One seemingly blissful Wednesday morning I got up really early for class. Most of the time I would climb out of bed at quarter to eight and hope for the best. This day, however? I woke up at six and I even took a shower! How productive of me.
I drove to class, ruling the parkway as traffic was going the opposite direction. I pull up, get an awesome parking spot and pat myself on the back for being such a talented park-er.
It was eight o'clock, and I had time to kill. So I look at my phone.
It's an email:
I grit my teeth and am thoroughly annoyed, but I take a moment and realize I don't have class. I pull out of my amazingly close parking space and head to Dunkin Donuts.
Dunkin Donuts serves liquid gold coffee and delicious treats that are horrible for you, but awesome in every other way. My choice to counter the horribleness of showing up to a canceled class by heading to such a delightful place was completely logical.
I went through the drivethru because I was feeling lazy and still mad. I ordered an iced caramel latte, received it and paid for it and zoomed away.
I took a sip of what I thought would be a tasty treat and instead was struck with an awful, cinnamon flavor and what could only be burnt coffee beans and the product of sleep deprivation.
I had still not had my coffee yet this morning, and I was really happy when I remembered that the bank served free coffee to their patrons.
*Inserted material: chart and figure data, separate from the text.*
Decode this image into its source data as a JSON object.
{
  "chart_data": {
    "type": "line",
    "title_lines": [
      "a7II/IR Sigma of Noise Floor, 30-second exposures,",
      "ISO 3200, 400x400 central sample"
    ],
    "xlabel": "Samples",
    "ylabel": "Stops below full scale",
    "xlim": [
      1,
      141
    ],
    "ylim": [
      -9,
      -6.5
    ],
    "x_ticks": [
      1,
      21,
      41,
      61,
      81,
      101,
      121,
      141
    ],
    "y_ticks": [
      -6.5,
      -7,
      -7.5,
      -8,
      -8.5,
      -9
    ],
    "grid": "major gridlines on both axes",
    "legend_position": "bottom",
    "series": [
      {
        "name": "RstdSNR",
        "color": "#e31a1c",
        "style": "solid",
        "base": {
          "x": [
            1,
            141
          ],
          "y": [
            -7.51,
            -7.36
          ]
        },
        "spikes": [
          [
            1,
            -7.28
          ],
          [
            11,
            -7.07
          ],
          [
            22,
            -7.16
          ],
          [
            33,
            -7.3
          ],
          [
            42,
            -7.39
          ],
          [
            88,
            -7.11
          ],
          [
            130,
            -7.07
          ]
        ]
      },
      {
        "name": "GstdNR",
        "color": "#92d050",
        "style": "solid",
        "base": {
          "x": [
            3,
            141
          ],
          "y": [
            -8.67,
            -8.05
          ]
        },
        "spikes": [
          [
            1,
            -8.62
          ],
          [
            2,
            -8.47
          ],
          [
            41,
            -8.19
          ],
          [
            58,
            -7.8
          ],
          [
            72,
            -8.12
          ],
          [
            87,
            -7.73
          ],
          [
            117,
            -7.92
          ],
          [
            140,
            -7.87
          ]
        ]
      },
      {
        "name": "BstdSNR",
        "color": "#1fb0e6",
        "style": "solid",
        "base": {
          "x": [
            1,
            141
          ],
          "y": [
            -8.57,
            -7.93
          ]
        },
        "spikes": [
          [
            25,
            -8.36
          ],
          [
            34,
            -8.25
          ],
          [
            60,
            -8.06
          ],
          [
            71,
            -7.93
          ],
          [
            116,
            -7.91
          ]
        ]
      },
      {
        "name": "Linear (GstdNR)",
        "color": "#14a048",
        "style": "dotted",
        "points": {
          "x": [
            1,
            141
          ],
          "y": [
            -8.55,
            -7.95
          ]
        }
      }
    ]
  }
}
And I was so a patron!
I did my bank duties and then walked to their Keurig machine. I turned it on and it lit up all blue and happy. Then I put the cup under, hit the biggest size and waited. It made a gurgling sound and then did nothing. I began to panic.
Eventually one of the tellers felt sorry for me and came over to offer me a hand. I apologized profusely for possibly breaking her coffee maker and told her I was having a really rough day already and I needed coffee because the coffee I had put into my mouth before that was disgusting.
She kind of ignored me, got the keurig working and I immediately regretted unloading my morning onto a stranger. I made a cup of coffee, put that powdered creamer in it and decided I should give up trying to be productive and go home.
Later that day I got a headache from not having enough coffee.
I think the rest of the day ended up not being the worst day in history like I thought it would become when I woke up that morning, but it was an awfully jammed-packed hour of annoyances.